En France, les instances de la pédiatrie ont commencé à réfléchir aux modalités qui pourraient permettre d’allonger la formation des pédiatres, en la faisant passer de quatre à cinq ans. « C’est loin d’être acquis en raison d’un possible blocage du côté de Bercy pour des raisons financières. Notre souhait serait donc de suivre les recommandations européennes avec un « tronc commun » de trois ans suivi de deux années de surspécialités dont une année de mise en responsabilité au cours du post-internat », indique le Pr Mercier. L’idée serait de pouvoir intégrer toutes les surspécialités dont celle de pédiatrie générale et communautaire au sein de la spécialité de pédiatrie. Cela permettrait notamment de régler le problème des quelque 50 DU, DIU et formations complémentaires en pédiatrie organisés par les différentes universités. On recense en effet le nombre incroyable d’environ 1 000 DIU et DU de médecine spécialisée en France.

Il reste encore certaines disparités dans l’exercice de la pédiatrie entre les différents pays européens. « Globalement, plus vous allez vers l’Est ou le Sud, plus vous avez de pédiatres et très peu de généralistes qui s’occupent des enfants. Plus vous montez vers l’Ouest ou le Nord, dans des pays tels que l’Angleterre, la Suède, le Danemark, la Norvège, plus les enfants, en ville, sont très largement suivis par des médecins généralistes tandis que les pédiatres ont encore très massivement un exercice hospitalier », constate le Pr Mercier, en insistant toutefois sur le fait que, peu à peu, les choses sont quand même en train de changer. « On commence par exemple à trouver en Angleterre quelques pédiatres de premier recours, qui sont des libéraux.

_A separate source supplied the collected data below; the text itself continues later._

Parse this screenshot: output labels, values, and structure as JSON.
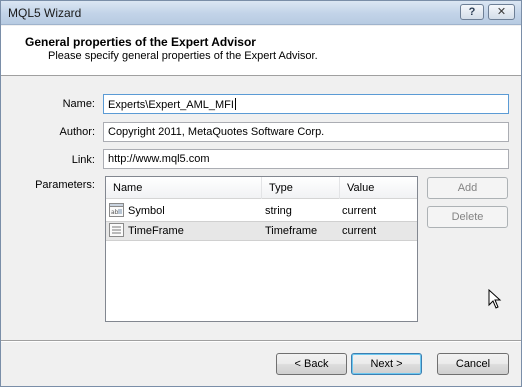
{
  "window": {
    "title": "MQL5 Wizard"
  },
  "titlebar": {
    "help_label": "?",
    "close_label": "✕"
  },
  "header": {
    "title": "General properties of the Expert Advisor",
    "subtitle": "Please specify general properties of the Expert Advisor."
  },
  "form": {
    "name_label": "Name:",
    "name_value": "Experts\\Expert_AML_MFI",
    "author_label": "Author:",
    "author_value": "Copyright 2011, MetaQuotes Software Corp.",
    "link_label": "Link:",
    "link_value": "http://www.mql5.com",
    "parameters_label": "Parameters:"
  },
  "parameters": {
    "columns": [
      "Name",
      "Type",
      "Value"
    ],
    "rows": [
      {
        "name": "Symbol",
        "type": "string",
        "value": "current",
        "icon": "text-param-icon"
      },
      {
        "name": "TimeFrame",
        "type": "Timeframe",
        "value": "current",
        "icon": "list-param-icon"
      }
    ],
    "selected_row": 1
  },
  "side_buttons": {
    "add_label": "Add",
    "delete_label": "Delete"
  },
  "footer": {
    "back_label": "< Back",
    "next_label": "Next >",
    "cancel_label": "Cancel"
  }
}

Ils jouent un rôle de trait d’union entre l’hôpital et les médecins généralistes ».

Le Pr Mercier tient aussi à démentir l’idée, avancée par certains, que la prise en charge des enfants par des pédiatres serait une spécificité très largement française. « En Italie, par exemple, la loi impose que tous les enfants soient suivis par un pédiatre jusqu’à l’âge de 8 ans. Et il y a plus de pédiatres en Italie qu’en France. C’est la même chose en Allemagne où l’on recense environ 15 000 pédiatres contre 7 000 en France. Parmi ces 7 000 pédiatres, il y a environ 1 500 hospitaliers et 1 500 praticiens ayant une pratique libérale à temps plein. Les autres exercent soit à temps partiel, soit dans des centres de santé ou de PMI ».

D’après un entretien avec le Pr Jean-Christophe Mercier, chef du service des urgences pédiatriques de l’hôpital Robert Debré à Paris, professeur de pédiatrie à l’université Paris Diderot, président du Collège National des Universitaires de Pédiatrie (CNUP) et chairman du groupe de soins tertiaires de la European Academy of Paediatrics (EAP).